Он сглотнул слюну, взял себя в руки и сухо, но довольно вежливо произнес:

– Должно быть, меня плохо информировали, сударь. С вашей стороны довольно было бы замечания. Я готов поверить, что вы располагаете многочисленными доказательствами… Тем не менее никто не дал вам права называть меня лжецом. Этого оскорбления я бы вам не спустил, капитан, но отношу его на счет вашего душевного состояния после перенесенного потрясения.

– Я к вашим услугам, сударь, – молвил Байярдель. – Если вам угодно получить удовлетворение, можете мною располагать.

Он положил руку на гарду своей шпаги и бросил на неприятеля пылающий взгляд.

Отец Бонен решил вмешаться, мягко разведя обоих мужчин своими изящными, но крепкими руками:

– Дети мои. В такой печальный день!.. Не надо ссор, прошу вас! Всем здесь более чем когда-либо нужно сохранять благоразумие!.. Капитан Байярдель! Что, по-вашему, подумал бы о вас генерал Дюпарке, увидев, как вы готовы обнажить шпагу, когда все переживают глубокий траур?!
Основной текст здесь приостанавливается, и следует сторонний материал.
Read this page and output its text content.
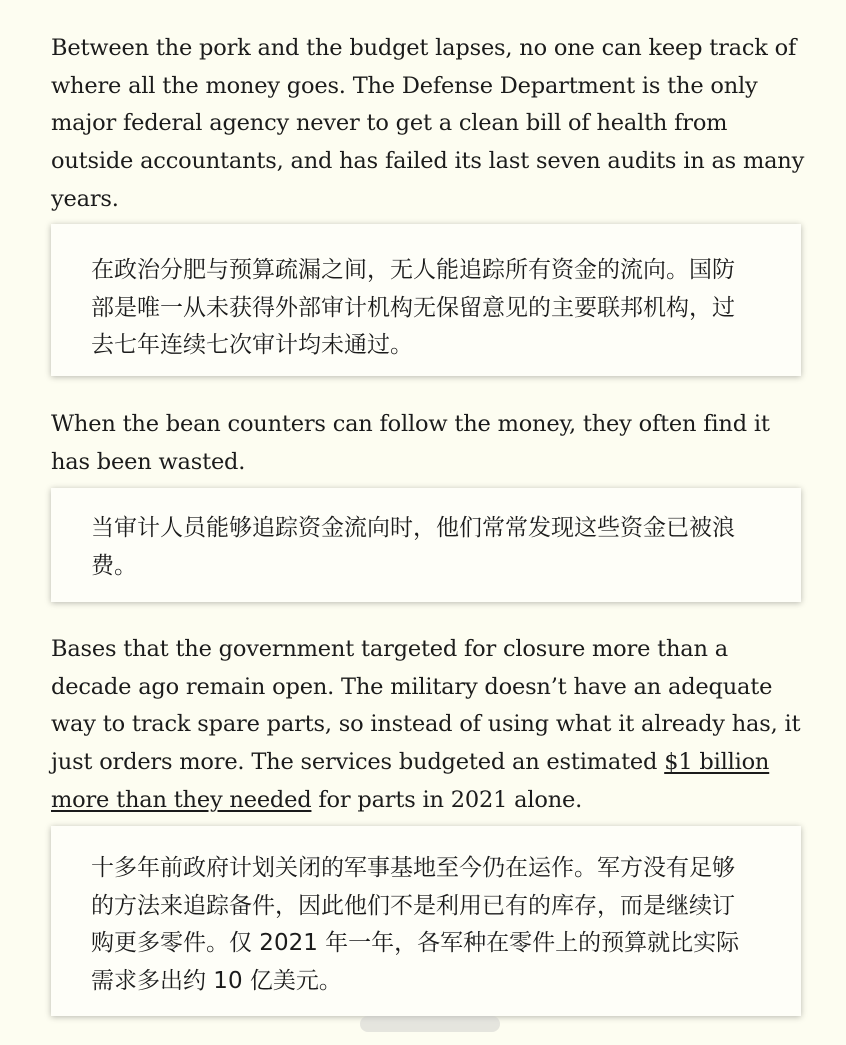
Between the pork and the budget lapses, no one can keep track of where all the money goes. The Defense Department is the only major federal agency never to get a clean bill of health from outside accountants, and has failed its last seven audits in as many years.

在政治分肥与预算疏漏之间，无人能追踪所有资金的流向。国防部是唯一从未获得外部审计机构无保留意见的主要联邦机构，过去七年连续七次审计均未通过。

When the bean counters can follow the money, they often find it has been wasted.

当审计人员能够追踪资金流向时，他们常常发现这些资金已被浪费。

Bases that the government targeted for closure more than a decade ago remain open. The military doesn’t have an adequate way to track spare parts, so instead of using what it already has, it just orders more. The services budgeted an estimated $1 billion more than they needed for parts in 2021 alone.

十多年前政府计划关闭的军事基地至今仍在运作。军方没有足够的方法来追踪备件，因此他们不是利用已有的库存，而是继续订购更多零件。仅 2021 年一年，各军种在零件上的预算就比实际需求多出约 10 亿美元。
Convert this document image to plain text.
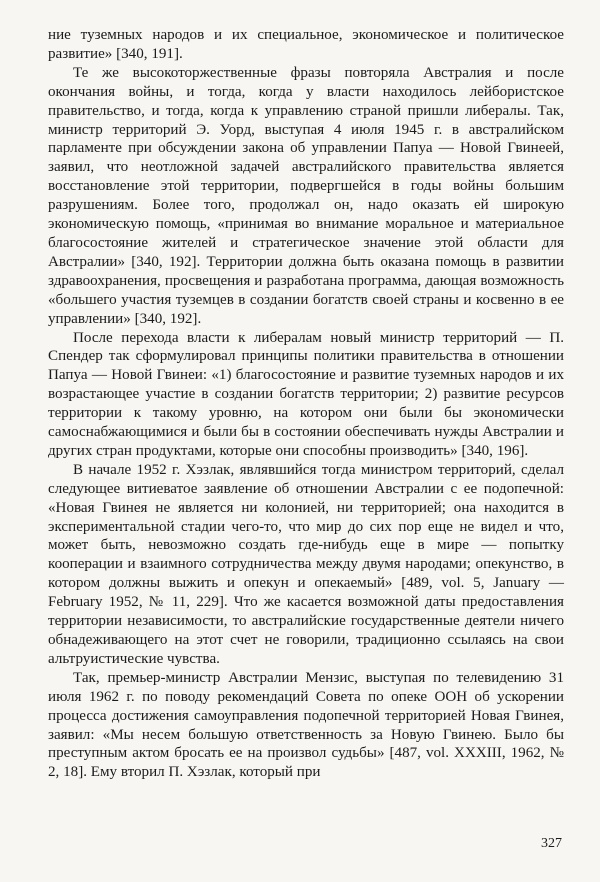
ние туземных народов и их специальное, экономическое и политическое развитие» [340, 191].

Те же высокоторжественные фразы повторяла Австралия и после окончания войны, и тогда, когда у власти находилось лейбористское правительство, и тогда, когда к управлению страной пришли либералы. Так, министр территорий Э. Уорд, выступая 4 июля 1945 г. в австралийском парламенте при обсуждении закона об управлении Папуа — Новой Гвинеей, заявил, что неотложной задачей австралийского правительства является восстановление этой территории, подвергшейся в годы войны большим разрушениям. Более того, продолжал он, надо оказать ей широкую экономическую помощь, «принимая во внимание моральное и материальное благосостояние жителей и стратегическое значение этой области для Австралии» [340, 192]. Территории должна быть оказана помощь в развитии здравоохранения, просвещения и разработана программа, дающая возможность «большего участия туземцев в создании богатств своей страны и косвенно в ее управлении» [340, 192].

После перехода власти к либералам новый министр территорий — П. Спендер так сформулировал принципы политики правительства в отношении Папуа — Новой Гвинеи: «1) благосостояние и развитие туземных народов и их возрастающее участие в создании богатств территории; 2) развитие ресурсов территории к такому уровню, на котором они были бы экономически самоснабжающимися и были бы в состоянии обеспечивать нужды Австралии и других стран продуктами, которые они способны производить» [340, 196].

В начале 1952 г. Хэзлак, являвшийся тогда министром территорий, сделал следующее витиеватое заявление об отношении Австралии с ее подопечной: «Новая Гвинея не является ни колонией, ни территорией; она находится в экспериментальной стадии чего-то, что мир до сих пор еще не видел и что, может быть, невозможно создать где-нибудь еще в мире — попытку кооперации и взаимного сотрудничества между двумя народами; опекунство, в котором должны выжить и опекун и опекаемый» [489, vol. 5, January — February 1952, № 11, 229]. Что же касается возможной даты предоставления территории независимости, то австралийские государственные деятели ничего обнадеживающего на этот счет не говорили, традиционно ссылаясь на свои альтруистические чувства.

Так, премьер-министр Австралии Мензис, выступая по телевидению 31 июля 1962 г. по поводу рекомендаций Совета по опеке ООН об ускорении процесса достижения самоуправления подопечной территорией Новая Гвинея, заявил: «Мы несем большую ответственность за Новую Гвинею. Было бы преступным актом бросать ее на произвол судьбы» [487, vol. XXXIII, 1962, № 2, 18]. Ему вторил П. Хэзлак, который при

327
– Отец мой! – совершенно невозмутимо отвечал Байярдель. – Генерал знал, что я всегда готов обнажить шпагу, защищая его от врагов. В любых обстоятельствах мое оружие всегда на службе у моих друзей и начальников; невзирая на место, время и последствия своего поступка, я не остановлюсь перед тем, чтобы скрестить шпагу с любым, кто осмелится нападать на дорогих мне людей!

– Капитан Байярдель! – строго проговорил майор Мерри Рулз. – Я пока еще командир своим подчиненным! Приказываю вам успокоиться…

Все еще кипя возмущением, Байярдель, многое повидавший на своем веку и даже однажды спасший вместе со своим другом Лефором жизнь майору, собирался возразить, как вдруг Мерри Рулз властным жестом приказал ему замолчать.

– Капитан Байярдель! Вы ответите за свое поведение, которое я рассматриваю как неподчинение! А теперь довольно, можете идти.

Великан обвел всех взглядом и, поклонившись, направился к двери.

Однако спор не остался незамеченным. Он вызвал еще большее беспокойство у колонистов, таких, как Босолей, Виньон, Сигали.

Они смотрели на жизнь более трезво, чем большинство военных и даже священников, а потому беспокоились не только об имуществе, но и о возможных трудностях, которые могли возникнуть в результате преобразований в управлении островом: изменение налоговой системы, новые цены, введение нарядов – словом, новые порядки, а значит, и риск разорения их предприятий.